Old Operating Theatre Museum and Herb Garret
Free
Medical
#75

Old Operating Theatre Museum and Herb Garret

Creak up a church’s spiral stair to Europe’s oldest surviving operating theatre (1822), once serving the women’s ward of St Thomas’ Hospital. Before anaesthesia and antisepsis, speed and spectacle ruled; the timber amphitheatre puts you in the splash-zone of medical history. Next door, the herb garret evokes the apothecary—dried plants, jars and tools telling how surgery once leaned on botanicals. Small, vivid and unforgettable. Allow 45–75 minutes.

Opening Hours

Sunday: 10:30 AM – 5:00 PM
Thursday: 10:30 AM – 5:00 PM
Friday: 10:30 AM – 5:00 PM
Saturday: 10:30 AM – 5:00 PM

What's not to miss inside?

The Theatre Itself

Oldest surviving operating theatre in Europe

Steep benches and a wooden table: a classroom where lives hinged on minutes and method.

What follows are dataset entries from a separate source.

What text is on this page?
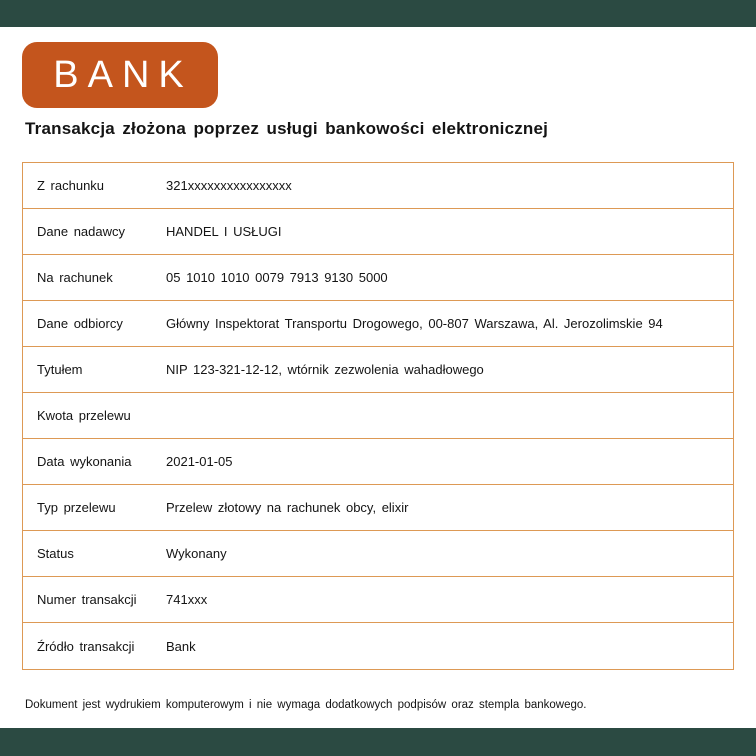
BANK
Transakcja złożona poprzez usługi bankowości elektronicznej
Z rachunku	321xxxxxxxxxxxxxxxx
Dane nadawcy	HANDEL I USŁUGI
Na rachunek	05 1010 1010 0079 7913 9130 5000
Dane odbiorcy	Główny Inspektorat Transportu Drogowego, 00-807 Warszawa, Al. Jerozolimskie 94
Tytułem	NIP 123-321-12-12, wtórnik zezwolenia wahadłowego
Kwota przelewu
Data wykonania	2021-01-05
Typ przelewu	Przelew złotowy na rachunek obcy, elixir
Status	Wykonany
Numer transakcji	741xxx
Źródło transakcji	Bank
Dokument jest wydrukiem komputerowym i nie wymaga dodatkowych podpisów oraz stempla bankowego.
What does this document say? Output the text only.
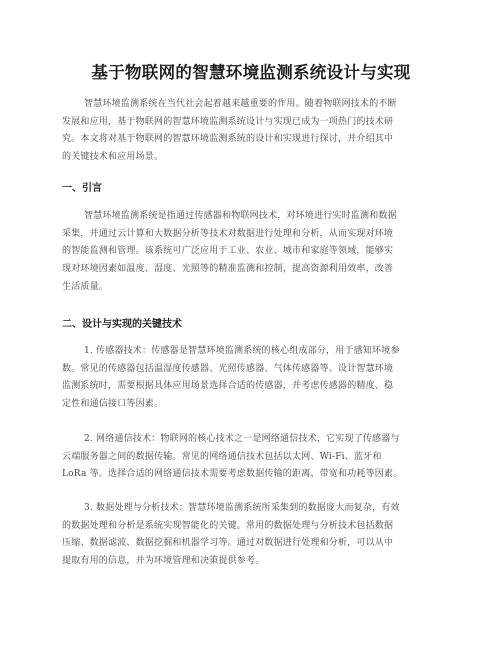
基于物联网的智慧环境监测系统设计与实现
智慧环境监测系统在当代社会起着越来越重要的作用。随着物联网技术的不断
发展和应用，基于物联网的智慧环境监测系统设计与实现已成为一项热门的技术研
究。本文将对基于物联网的智慧环境监测系统的设计和实现进行探讨，并介绍其中
的关键技术和应用场景。
一、引言
智慧环境监测系统是指通过传感器和物联网技术，对环境进行实时监测和数据
采集，并通过云计算和大数据分析等技术对数据进行处理和分析，从而实现对环境
的智能监测和管理。该系统可广泛应用于工业、农业、城市和家庭等领域，能够实
现对环境因素如温度、湿度、光照等的精准监测和控制，提高资源利用效率，改善
生活质量。
二、设计与实现的关键技术
1. 传感器技术：传感器是智慧环境监测系统的核心组成部分，用于感知环境参
数。常见的传感器包括温湿度传感器、光照传感器、气体传感器等。设计智慧环境
监测系统时，需要根据具体应用场景选择合适的传感器，并考虑传感器的精度、稳
定性和通信接口等因素。
2. 网络通信技术：物联网的核心技术之一是网络通信技术，它实现了传感器与
云端服务器之间的数据传输。常见的网络通信技术包括以太网、Wi-Fi、蓝牙和
LoRa 等。选择合适的网络通信技术需要考虑数据传输的距离、带宽和功耗等因素。
3. 数据处理与分析技术：智慧环境监测系统所采集到的数据庞大而复杂，有效
的数据处理和分析是系统实现智能化的关键。常用的数据处理与分析技术包括数据
压缩、数据滤波、数据挖掘和机器学习等。通过对数据进行处理和分析，可以从中
提取有用的信息，并为环境管理和决策提供参考。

Sit quietly and time one minute; that’s longer than some pre-anaesthetic amputations.

📍 Attic of St Thomas’ Church, top level

Herb Garret

Surgery’s botanical back-story

Aromas of dried plants meet mortars, scales and jars—pain relief and poultices before modern pharma.

Match one herb to a historical use, then look up its modern descendant on a label.

📍 Attic rooms beside the theatre

Instruments & Innovation

From bone saws to antisepsis

Scarifiers, tourniquets and chloroform inhalers map the pivot from brutality to science.

Find two tools for the same job—what changed when germ theory arrived?

📍 Display cases around the amphitheatre

Inspire your Friends

  1. The theatre served the women’s ward only—modesty and hospital layout kept male surgeries elsewhere.
  2. Its survival owes much to neglect: hidden in an attic after St Thomas’ moved, the theatre was rediscovered in 1956.
  3. The entry is via a narrow 52-step spiral stair—original access that doubles as a time machine (and a mild workout).